Using Tracker might be more straightforward. You can see some examples of how to use it in the docs.

Let us know if this is what you were looking for.

I hope this helps!

Thanks for your response! :blush:
qml.Tracker works well for me.

Just to confirm, does qml.Tracker automatically count all circuit executions, including those for gradient and Hessian estimation, depending on the optimization method? Or do I need to track them separately?

For example:

  • Gradient Descent with the parameter-shift rule requires two evaluations per gradient component.
  • QNSPSA requires 2 evaluations for the gradient and 4 for the Hessian.

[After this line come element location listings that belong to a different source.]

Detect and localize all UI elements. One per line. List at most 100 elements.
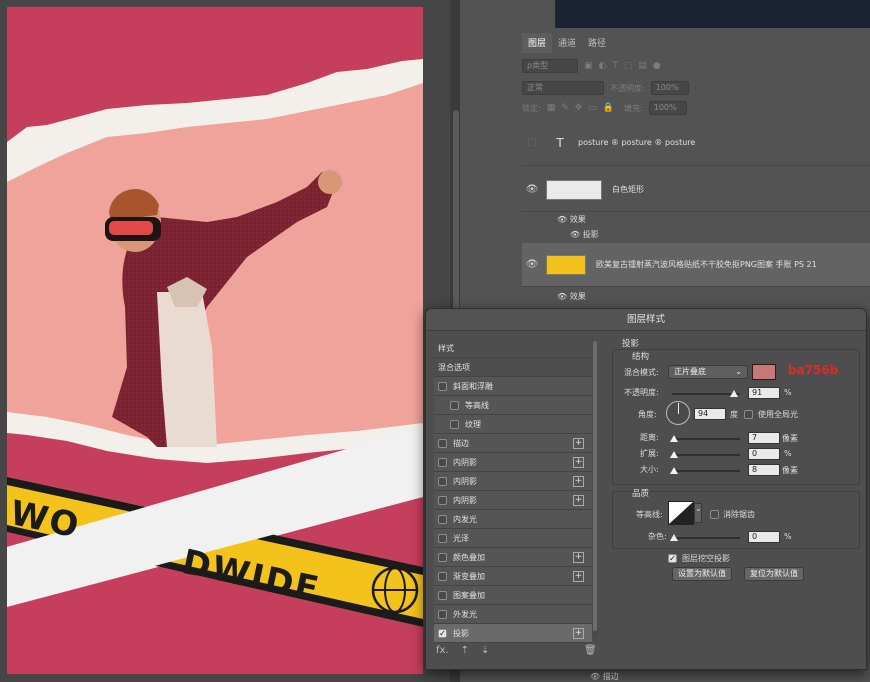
layer-row-text[interactable]: □ T posture ® posture ® posture [522,120,870,166]
style-item[interactable]: 渐变叠加 + [434,567,592,586]
style-checkbox[interactable] [438,609,447,619]
spread-input[interactable]: 0 [748,448,780,460]
add-style-icon[interactable]: + [573,476,584,487]
eye-icon[interactable]: 👁 [522,259,542,270]
style-item[interactable]: 混合选项 [434,358,592,377]
shadow-color-swatch[interactable] [752,364,776,380]
style-checkbox[interactable] [438,571,447,581]
filter-adjust-icon[interactable]: ◐ [599,61,607,71]
style-item[interactable]: 光泽 [434,529,592,548]
layer-opacity-input[interactable]: 100% [650,81,689,95]
style-item[interactable]: 内阴影 + [434,472,592,491]
tab-channels[interactable]: 通道 [552,33,582,53]
reset-default-button[interactable]: 复位为默认值 [744,567,804,581]
style-checkbox[interactable]: ✓ [438,628,447,638]
scrollbar-thumb[interactable] [593,341,597,631]
blend-mode-select[interactable]: 正片叠底 ⌄ [668,365,748,379]
style-item[interactable]: 样式 [434,339,592,358]
spread-slider[interactable] [672,454,740,456]
style-checkbox[interactable] [438,552,447,562]
style-item[interactable]: 内阴影 + [434,453,592,472]
add-style-icon[interactable]: + [573,438,584,449]
layer-fill-input[interactable]: 100% [648,101,687,115]
add-style-icon[interactable]: + [573,552,584,563]
move-down-icon[interactable]: ⇣ [481,645,489,656]
trash-icon[interactable]: 🗑 [584,645,597,656]
eye-icon[interactable]: 👁 [570,230,580,239]
style-item[interactable]: 斜面和浮雕 [434,377,592,396]
opacity-slider-knob[interactable] [729,390,738,397]
lock-all-icon[interactable]: 🔒 [603,103,614,113]
style-checkbox[interactable] [438,590,447,600]
add-style-icon[interactable]: + [573,457,584,468]
distance-slider[interactable] [672,438,740,440]
style-checkbox[interactable] [438,476,447,486]
filter-type-icon[interactable]: T [612,61,618,71]
move-up-icon[interactable]: ⇡ [461,645,469,656]
tab-layers[interactable]: 图层 [522,33,553,53]
lock-transparent-icon[interactable]: ▦ [547,103,556,113]
style-item[interactable]: 纹理 [434,415,592,434]
opacity-input[interactable]: 91 [748,387,780,399]
style-item[interactable]: ✓ 投影 + [434,624,592,643]
lock-move-icon[interactable]: ✥ [575,103,583,113]
filter-toggle-icon[interactable]: ● [653,61,661,71]
style-item[interactable]: 外发光 [434,605,592,624]
noise-input[interactable]: 0 [748,531,780,543]
style-item[interactable]: 描边 + [434,434,592,453]
scrollbar-thumb[interactable] [453,110,459,310]
style-checkbox[interactable] [438,381,447,391]
add-style-icon[interactable]: + [573,571,584,582]
distance-slider-knob[interactable] [670,435,678,442]
filter-smart-icon[interactable]: ▤ [638,61,647,71]
size-input[interactable]: 8 [748,464,780,476]
fx-icon[interactable]: fx. [436,645,449,656]
set-default-button[interactable]: 设置为默认值 [672,567,732,581]
filter-pixel-icon[interactable]: ▣ [584,61,593,71]
lock-brush-icon[interactable]: ✎ [561,103,569,113]
layer-filter-select[interactable]: ρ类型 [522,59,578,73]
style-item[interactable]: 内阴影 + [434,491,592,510]
tab-paths[interactable]: 路径 [582,33,612,53]
style-item[interactable]: 图案叠加 [434,586,592,605]
layer-row-white-rect[interactable]: 👁 白色矩形 [522,168,870,212]
style-checkbox[interactable] [438,533,447,543]
distance-input[interactable]: 7 [748,432,780,444]
eye-icon[interactable]: 👁 [557,215,567,224]
document-canvas[interactable]: WO DWIDE [0,0,450,682]
visibility-toggle-off[interactable]: □ [522,137,542,148]
add-style-icon[interactable]: + [573,628,584,639]
layer-blend-mode-select[interactable]: 正常 [522,81,604,95]
knockout-checkbox[interactable]: ✓ [668,554,677,563]
style-checkbox[interactable] [450,419,459,429]
style-checkbox[interactable] [438,514,447,524]
lock-artboard-icon[interactable]: ▭ [588,103,597,113]
eye-icon[interactable]: 👁 [522,184,542,195]
add-style-icon[interactable]: + [573,495,584,506]
layer-row-sticker[interactable]: 👁 欧美复古镭射蒸汽波风格贴纸不干胶免抠PNG图案 手账 PS 21 [522,243,870,287]
angle-input[interactable]: 94 [694,408,726,420]
contour-dropdown-icon[interactable]: ⌄ [694,503,702,523]
size-slider[interactable] [672,470,740,472]
style-checkbox[interactable] [450,400,459,410]
eye-icon[interactable]: 👁 [557,292,567,301]
style-item[interactable]: 颜色叠加 + [434,548,592,567]
size-slider-knob[interactable] [670,467,678,474]
style-item[interactable]: 内发光 [434,510,592,529]
layer-effect-item[interactable]: 👁 投影 [570,229,599,240]
style-checkbox[interactable] [438,495,447,505]
style-checkbox[interactable] [438,438,447,448]
antialias-checkbox[interactable] [710,510,719,519]
noise-slider[interactable] [672,537,740,539]
filter-shape-icon[interactable]: ⬚ [624,61,633,71]
contour-picker[interactable] [668,501,694,525]
global-light-checkbox[interactable] [744,410,753,419]
spread-slider-knob[interactable] [670,451,678,458]
style-item[interactable]: 等高线 [434,396,592,415]
eye-icon[interactable]: 👁 [590,672,600,681]
layer-effect-stroke[interactable]: 👁 描边 [590,671,619,682]
noise-slider-knob[interactable] [670,534,678,541]
layer-effects-label[interactable]: 👁 效果 [557,291,586,302]
angle-dial[interactable] [666,401,690,425]
layer-effects-label[interactable]: 👁 效果 [557,214,586,225]
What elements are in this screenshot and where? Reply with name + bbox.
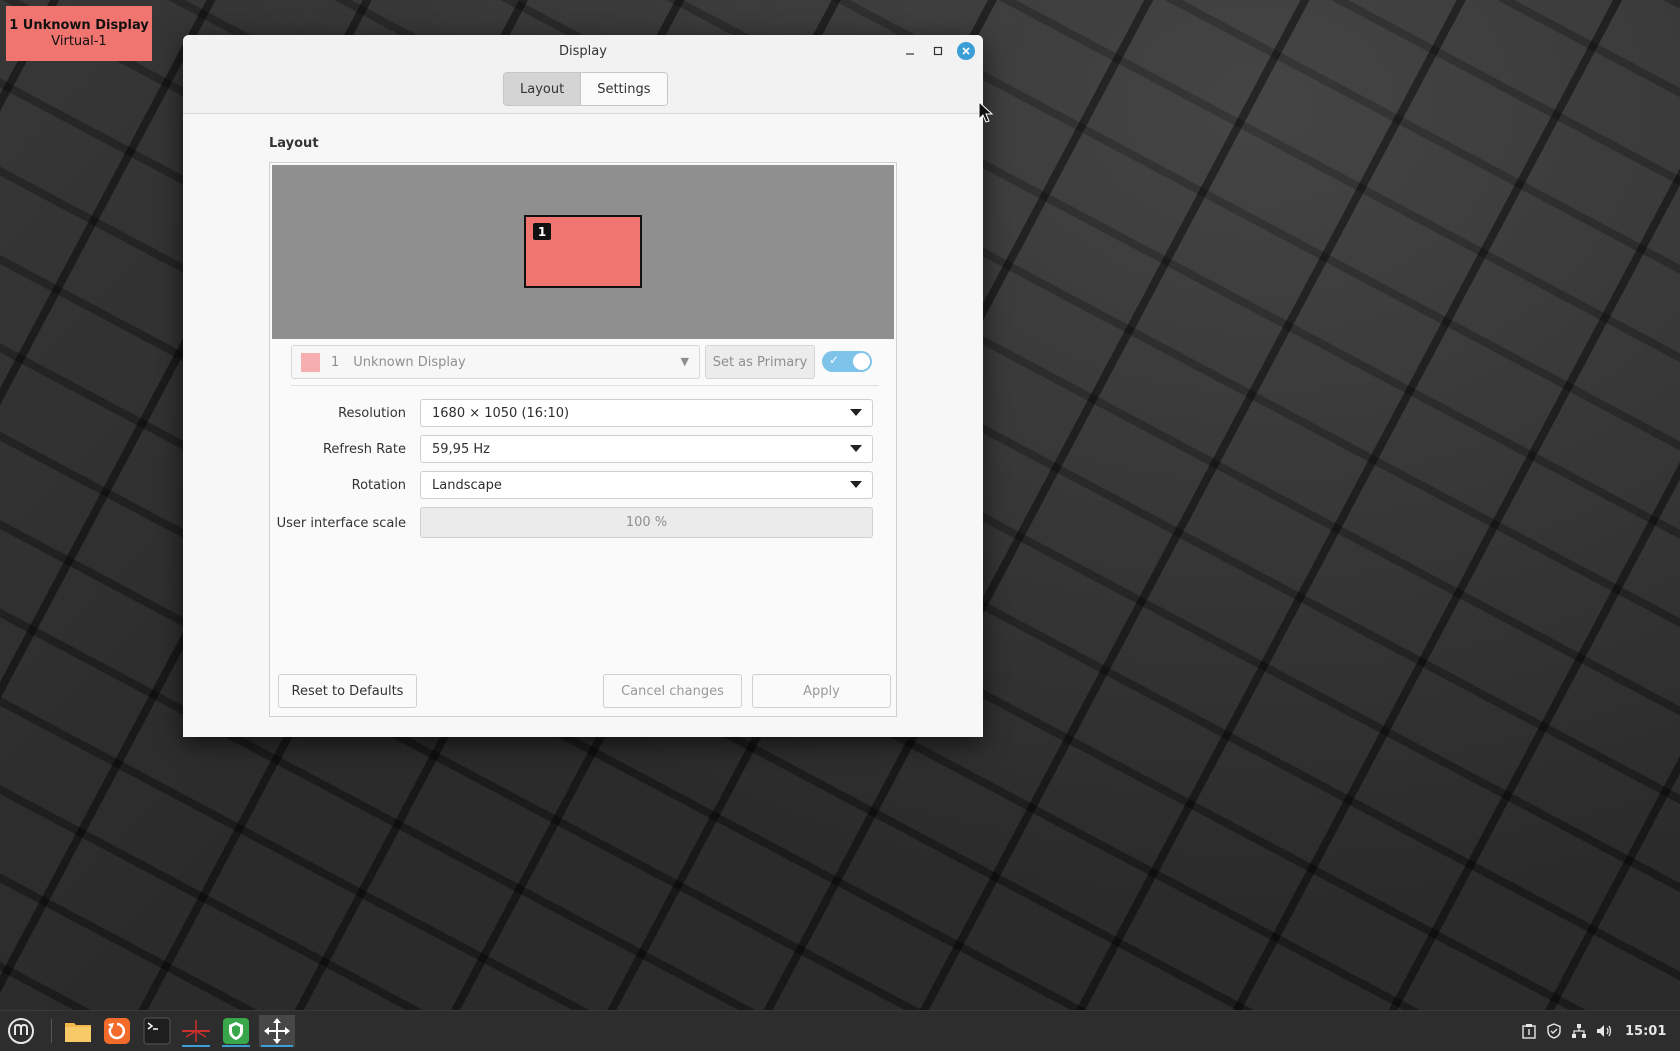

I want to be sure that tracker.totals["executions"] correctly reflects the total quantum state preparations automatically, without needing to track how many evaluations each optimizer requires or understand the math behind each method.

Thanks again!

Hi @QuantumH ,

qml.Tracker does track all executions including those required for gradients.
For example, the following code shows that one call of the circuit is 1 execution, while calling the gradient requires 3 executions, one for the forward pass and one for the actual gradient.

import pennylane as qml
from pennylane import numpy as np

dev = qml.device('default.qubit', wires=1, shots=100)

@qml.qnode(dev, diff_method="parameter-shift")
def circuit(x):
    qml.RX(x, wires=0)
    return qml.expval(qml.Z(0))

x = np.array(0.1, requires_grad=True)

with qml.Tracker(dev) as tracker1:
    circuit(x)

with qml.Tracker(dev) as tracker2:
    qml.grad(circuit)(x)

print("Tracker 1: \n",tracker1.totals, "\n")
print("Tracker 2: \n",tracker2.totals,"\n")

Out:

Tracker 1: 
 {'batches': 1, 'simulations': 1, 'executions': 1, 'results': 1.0, 'shots': 100} 

Tracker 2: 
 {'batches': 2, 'simulations': 3, 'executions': 3, 'results': 1.24, 'shots': 300} 

If you do something similar with Gradient Descent you’ll notice that computing one step will require 3 executions, while using QNSPSA will require 7 executions (1 for the forward pass, 2 for the gradient, 4 for the Hessian).

It gets more complicated when you have several gates with differentiable parameters acting on the same qubit, but in principle the tracker should indeed track all the executions.

Note that there may be edge cases, so if you get an answer that seems off please let us know!